Lord Ravenscar is anxious to seal the deal and hauls Amanda off to London to be outfitted in a manner suitable to a man of his wealth and position, leaving behind her parents and siblings. The only one to stand between him and Amanda is his sister, a sad. older woman who, it turns out, actively despises her brother. She also rather despises Amanda who she thinks is marrying Ravenscar for his money. The sister is not the only one in London who hates Amanda. Ravenscar was involved with a society woman who was counting on being his bride. When she finds out that Ravenscar has chosen Amanda, she goes off the deep end, hatching a plan to have Amanda snatched and sold into sexual slavery. Amanda, finding out that her true love is dead and that Ravenscar is through waiting and has arranged for the marriage to take place shortly, leaves her feeling well and truly trapped and totally alone.
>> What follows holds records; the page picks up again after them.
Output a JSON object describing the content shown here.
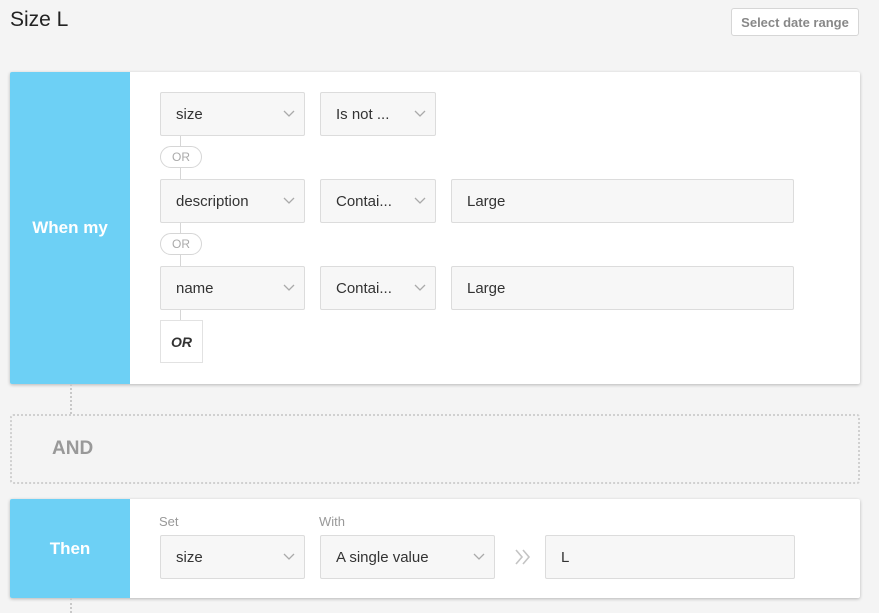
{
  "header": {
    "title": "Size L",
    "date_button": "Select date range"
  },
  "when": {
    "label": "When my",
    "conditions": [
      {
        "field": "size",
        "operator": "Is not ...",
        "value": ""
      },
      {
        "field": "description",
        "operator": "Contai...",
        "value": "Large"
      },
      {
        "field": "name",
        "operator": "Contai...",
        "value": "Large"
      }
    ],
    "connector": "OR",
    "add_or": "OR"
  },
  "and_label": "AND",
  "then": {
    "label": "Then",
    "set_label": "Set",
    "with_label": "With",
    "set_field": "size",
    "with_option": "A single value",
    "value": "L"
  },
  "colors": {
    "accent": "#6dd0f5",
    "background": "#f4f4f4"
  },
  "icons": [
    "chevron-down-icon",
    "double-chevron-right-icon"
  ]
}
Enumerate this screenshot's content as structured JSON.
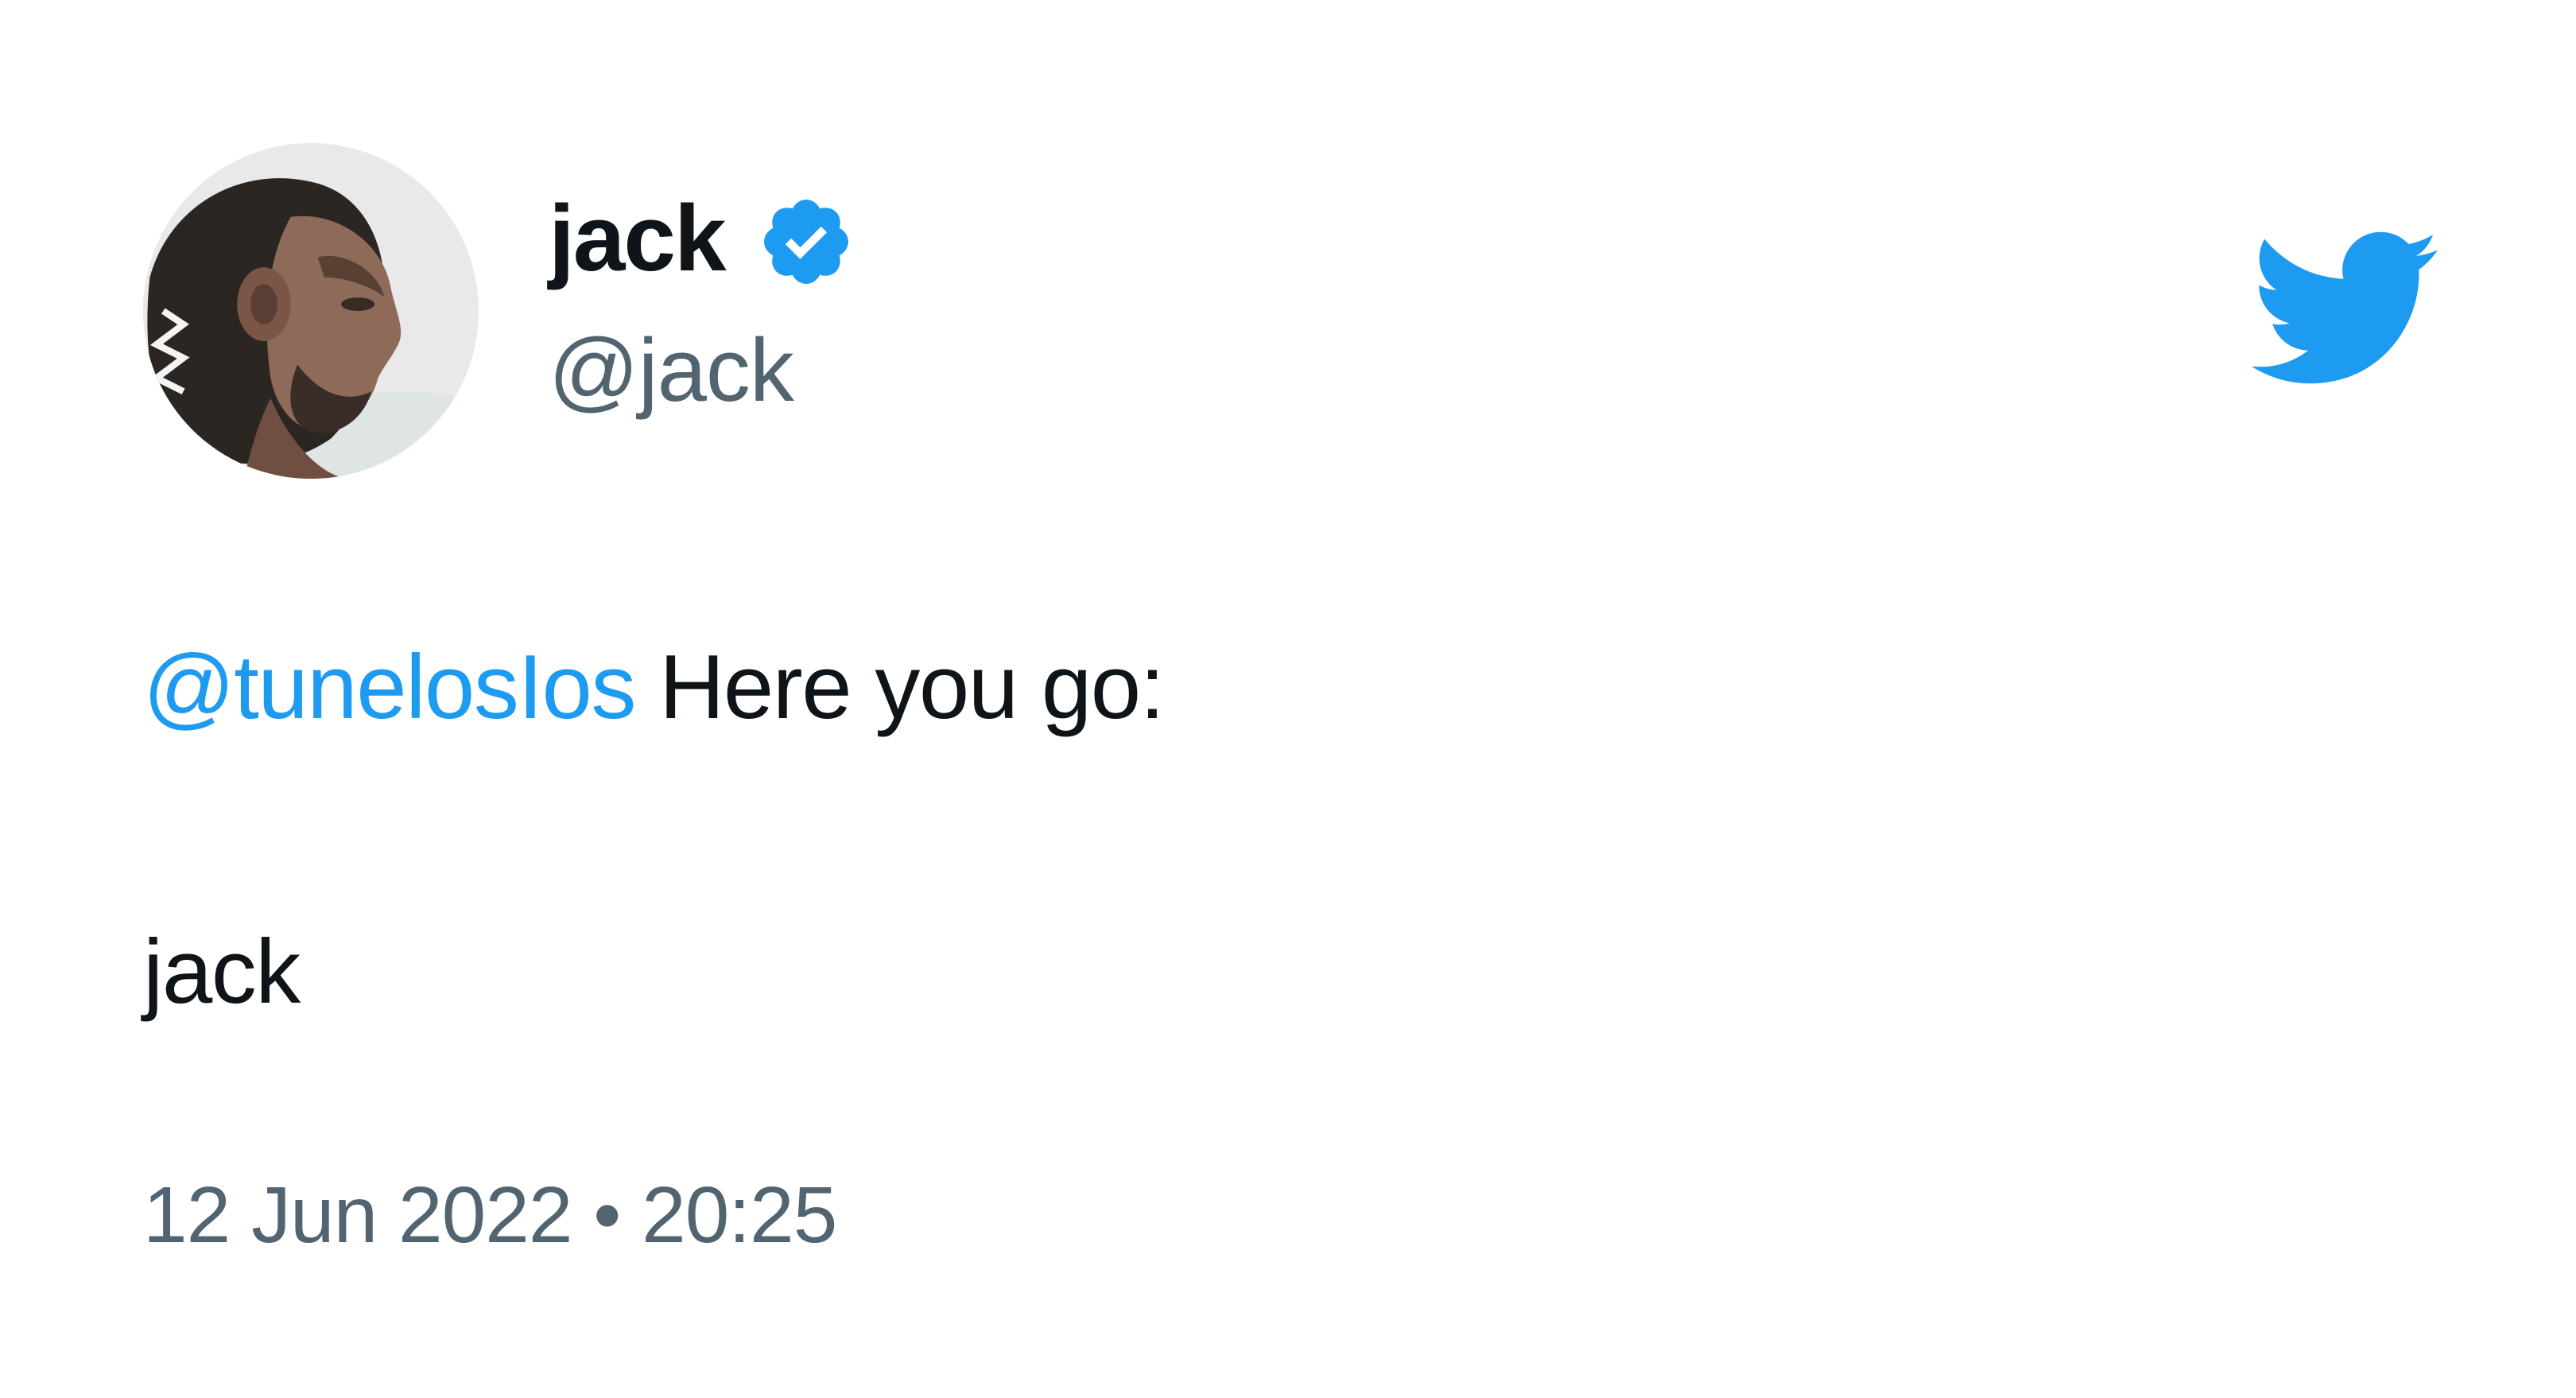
{
  "author": {
    "display_name": "jack",
    "handle": "@jack",
    "verified": true
  },
  "tweet": {
    "mention": "@tunelosIos",
    "text_after_mention": " Here you go:",
    "second_line": "jack"
  },
  "meta": {
    "date": "12 Jun 2022",
    "separator": " • ",
    "time": "20:25"
  },
  "icons": {
    "brand_logo": "twitter-bird-icon",
    "verified_badge": "verified-badge-icon"
  },
  "colors": {
    "brand_blue": "#1d9bf0",
    "text": "#0f1419",
    "muted": "#536471"
  }
}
This was an Okay read. Given Ravenscar's unsavory reputation, you would think that Amanda's parents would keep their beautiful daughter at home every time he is known to be in the area. Instead, she is sent to gather flowers for the altar from his greenhouse and runs afoul of the evil lord. If her parents or herself had any foresight, all of this could have been easily avoided. Oh, well.
This book dates to the early 1960s and has a pretty decent plot, unlike Cartland's later works, when she was just coasting on her reputation.

Wednesday, March 15, 2017

Notorious Nineteen

By Janet Evanovich

Stephanie is after another bail skip, this time for a man accused of stealing $5,000,000.  While out on bond, the accused became ill with appendicitis and had to have his appendix removed. But he vanished from the hospital after the surgery. The mystery is that no one saw him leave. Nor did any of the security cameras show him leaving either.
Besides the main quest, Stephanie has two side quests. Track down a wooden tiki god that was pledged as collateral for a bond and help Ranger deal with an unknown person who has a vendetta against Ranger.
With the help of Lula, Grandma and the tiki god, Stephanie cracks the case, with Ranger doing most of the heavy lifting.

This was an OK read. The Stephanie Plum books have gotten very formulaic. The main character is still pretty much incompetent at her job, still lives in her apartment with her hamster and is still stringing along both Ranger and Morelli, the cop who is her other love interest. And her car is still getting destroyed. In other words, the Stephanie Plum stories have become stagnant. Too bad. It was fun in the beginning but now it has become too predictable.